Build Internal Strength
A step toward getting to zero is to build internal strength and faith in that strength. How you build strength will be an individual journey.

Begin by finding an avenue that builds your sense of having something to offer the world. Some will rely on religious faith. Some will find grit and resilience by drawing on stories of their ancestors. Some will connect to themselves through collective experiences they find in books. Some will find a community that recognizes, acknowledges, and reinforces their value.

Evaluate How You Spend Your Time
Part of living with self-determination is deciding how you will spend your time. That decision can’t be made until you know how you’re currently spending your time.

One way to get a handle on this is to keep a timesheet. I know you probably think you can just wing this, but keep track in writing for a couple of weeks and you may be surprised.

Once you see where your time is going, you can determine whether that time allotment reflects who you want to be and how you want to live your life and/or what you want for your family. Anything that is not in alignment with your values can go.

No, really…it can go. That’s such a scary idea! We find comfort and security in the routines we create. And we know our friends and family may grumble with any changes.
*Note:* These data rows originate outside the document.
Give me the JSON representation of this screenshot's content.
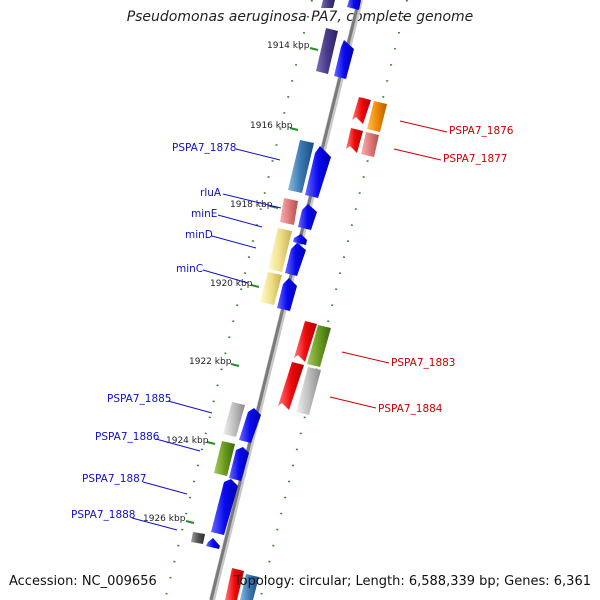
{
  "title": "Pseudomonas aeruginosa PA7, complete genome",
  "footer": {
    "accession": "Accession: NC_009656",
    "topology": "Topology: circular; Length: 6,588,339 bp; Genes: 6,361"
  },
  "ticks": [
    "1914 kbp",
    "1916 kbp",
    "1918 kbp",
    "1920 kbp",
    "1922 kbp",
    "1924 kbp",
    "1926 kbp"
  ],
  "left_labels": [
    "PSPA7_1878",
    "rluA",
    "minE",
    "minD",
    "minC",
    "PSPA7_1885",
    "PSPA7_1886",
    "PSPA7_1887",
    "PSPA7_1888"
  ],
  "right_labels": [
    "PSPA7_1876",
    "PSPA7_1877",
    "PSPA7_1883",
    "PSPA7_1884"
  ],
  "colors": {
    "backbone": "#8a8a8a",
    "forward_arrow": "#1010ee",
    "reverse_arrow": "#ee1111",
    "tick": "#2a8a2a",
    "left_label": "#1010cc",
    "right_label": "#cc0000"
  }
}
Kindness, consideration, understanding, compassion, and sometimes concessions are important during big shifts. Nonetheless, grumbling itself should not throw you off course.

A balanced mix of work, family, self, and community leads to a feeling of meaning and contribution. If any area gets out of balance, it prevents us from being our best selves or making our greatest potential contribution.

Even self-care can be allotted too much time. I’m not saying self-care is bad. It is essential, but if most of your energy is directed toward yourself, your impact on the world will be limited.

Appropriate Time for Stillness
Once you’ve set aside activities that do not align with your values and intentions, fill some of the holes in your schedule with stillness. Breathing techniques, meditation, or somatic experiencing may help you find an avenue to stillness or they may not be available to you until you have already mastered it.

How you get there and how quickly you get there are not important, getting there is. Without stillness, it is impossible to know yourself.

Know What You Know
Once you’re internally strong and have made time for and embraced stillness, you must be willing to know what you know. This is the most difficult emotional task I’ve ever tackled. It is an unraveling of the stories we tell ourselves in order to deal with the world we have experienced.

We are all remarkably adaptable. When we are forced to endure difficult, stressful, or traumatic events early in life without adequate emotional support, we create stories that allow us to survive but do not necessarily reflect the truth of our experience.

A small child cannot bear the idea that her mother watches her boyfriend beat her because the mother values the boyfriend more than the child. Even reading that, you may excuse the mother’s behavior to some degree by reasoning that she’s probably afraid of the boyfriend. Unfortunately, she may not be afraid at all.

The mother is not afraid and she does not intervene. Ouch! That is a truth that feels unbearable, mind boggling, unreasonable, and wrong. And yet, it is the truth that her child knows on a very deep level and, simultaneously, actively avoids knowing in order to feel loved.

Being willing to know what you know means both seeing and accepting cruelty as cruelty, humiliation as humiliation, neglect as neglect, verbal abuse as verbal abuse, manipulation as manipulation, and violence as violence. Knowing what you know can change your life because it changes your story.

Knowing what you know frees you from the fiction that prevents you from making the specific choices that will serve you best, but it is not easy. Our story defines how we view ourselves. Changing that story can feel like losing our identity. But a story isn’t who you are and it can be rewritten. In this rewriting lies freedom, meaning, and redemption.

You have the power to write your own story. You just have to get to zero.